Ces tragédies uniquement tirées de la table, et où tout est incroyable, ont aujourd’hui peu de réputation parmi nous, depuis que Corneille nous a acoutumés au vrai ; et il faut avouer qu’un homme sensé qui vient d’entendre la délibération d’Auguste, de Cinna, et de Maxime, a bien de la peine à supporter Médée traversant les airs dans un char traîné par des dragons. Un défaut plus grand encore dans la tragédie de Médée, c’est qu’on ne s’intéresse à aucun personnage. Médée est une méchante femme qui se venge d’un malhonnête homme. La manière dont Corneille a traité ce sujet nous révolte aujourd’hui; celles d’Euripide et de Sénèque nous révolteraient encore davantage.

Une magicienne ne nous paraît pas un sujet propre à la tragédie régulière, ni convenable h un peuple dont le goût est perfectionné.
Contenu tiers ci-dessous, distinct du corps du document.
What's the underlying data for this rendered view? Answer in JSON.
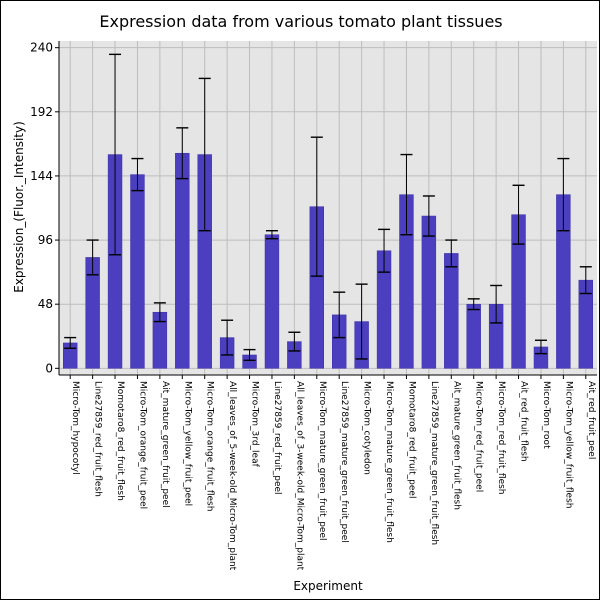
{
  "chart_data": {
    "type": "bar",
    "title": "Expression data from various tomato plant tissues",
    "xlabel": "Experiment",
    "ylabel": "Expression_(Fluor._Intensity)",
    "ylim": [
      -5,
      245
    ],
    "yticks": [
      0,
      48,
      96,
      144,
      192,
      240
    ],
    "grid": true,
    "error_bars": true,
    "colors": {
      "bar": "#4b3fbf",
      "bar_edge": "#3a2fa6",
      "plot_bg": "#e5e5e5",
      "grid": "#bdbdbd"
    },
    "categories": [
      "Micro-Tom_hypocotyl",
      "Line27859_red_fruit_flesh",
      "Momotaro8_red_fruit_flesh",
      "Micro-Tom_orange_fruit_peel",
      "Ait_mature_green_fruit_peel",
      "Micro-Tom_yellow_fruit_peel",
      "Micro-Tom_orange_fruit_flesh",
      "All_leaves_of_5-week-old_Micro-Tom_plant",
      "Micro-Tom_3rd_leaf",
      "Line27859_red_fruit_peel",
      "All_leaves_of_3-week-old_Micro-Tom_plant",
      "Micro-Tom_mature_green_fruit_peel",
      "Line27859_mature_green_fruit_peel",
      "Micro-Tom_cotyledon",
      "Micro-Tom_mature_green_fruit_flesh",
      "Momotaro8_red_fruit_peel",
      "Line27859_mature_green_fruit_flesh",
      "Ait_mature_green_fruit_flesh",
      "Micro-Tom_red_fruit_peel",
      "Micro-Tom_red_fruit_flesh",
      "Ait_red_fruit_flesh",
      "Micro-Tom_root",
      "Micro-Tom_yellow_fruit_flesh",
      "Ait_red_fruit_peel"
    ],
    "values": [
      19,
      83,
      160,
      145,
      42,
      161,
      160,
      23,
      10,
      100,
      20,
      121,
      40,
      35,
      88,
      130,
      114,
      86,
      48,
      48,
      115,
      16,
      130,
      66
    ],
    "errors": [
      4,
      13,
      75,
      12,
      7,
      19,
      57,
      13,
      4,
      3,
      7,
      52,
      17,
      28,
      16,
      30,
      15,
      10,
      4,
      14,
      22,
      5,
      27,
      10
    ]
  }
}
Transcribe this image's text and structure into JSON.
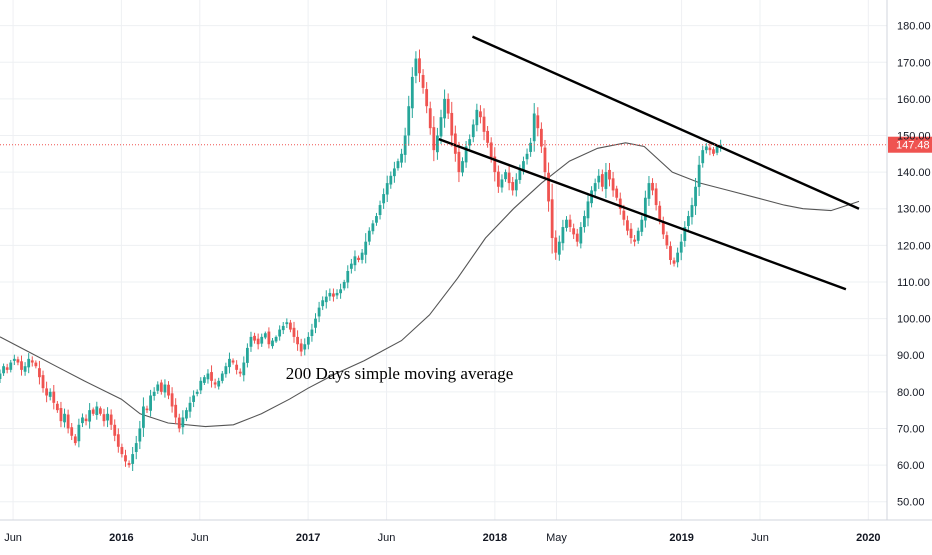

On demande pourquoi nous rejetterions des magiciens, et que non-seulement nous permettons que dans la tragédie on parle d’ombres et de fantômes, mais même qu’une ombre paraisse quelquefois sur le théâtre.

Il n’y a certainement pas plus de revenants que de magiciens dans le monde, et si le théâtre est la représentation de la vérité, il faut bannir également les apparitions et la magie.

Voici, je crois, la raison pour laquelle nous souffririons l’apparition d’un mort, et non le vol d’un magicien dans les airs. Il est possible que la Divinité fasse paraître une ombre pour étonner les hommes par ces coups extraordinaires de sa providence, et pour faire rentrer les criminels en eux-mêmes; mais il n’est pas possible que des magiciens aient le pouvoir de violer les lois éternelles de cette même providence : telles sont aujourd’hui les idées reçues.

Un prodige opéré par le ciel même ne révoltera point; mais un prodige opéré par un sorcier, malgré le ciel, ne plaira jamais qu’à la populace.

Quodeumque ostendis mihi sic, incredulus odi[1].

Chez les Grecs, et même chez les Romains, qui admettaient des sortilèges, Médée pouvait être un très-beau sujet. Aujourd’hui nous le reléguons à l’Opéra, qui est parmi nous l’empire des fables, et qui est à peu près parmi les théâtres ce qu’est l’Orlando furioso parmi les poèmes épiques.

Mais quand Médée ne serait pas sorcière, le parricide qu’elle

  1. Horace, de Arte poetica, 188.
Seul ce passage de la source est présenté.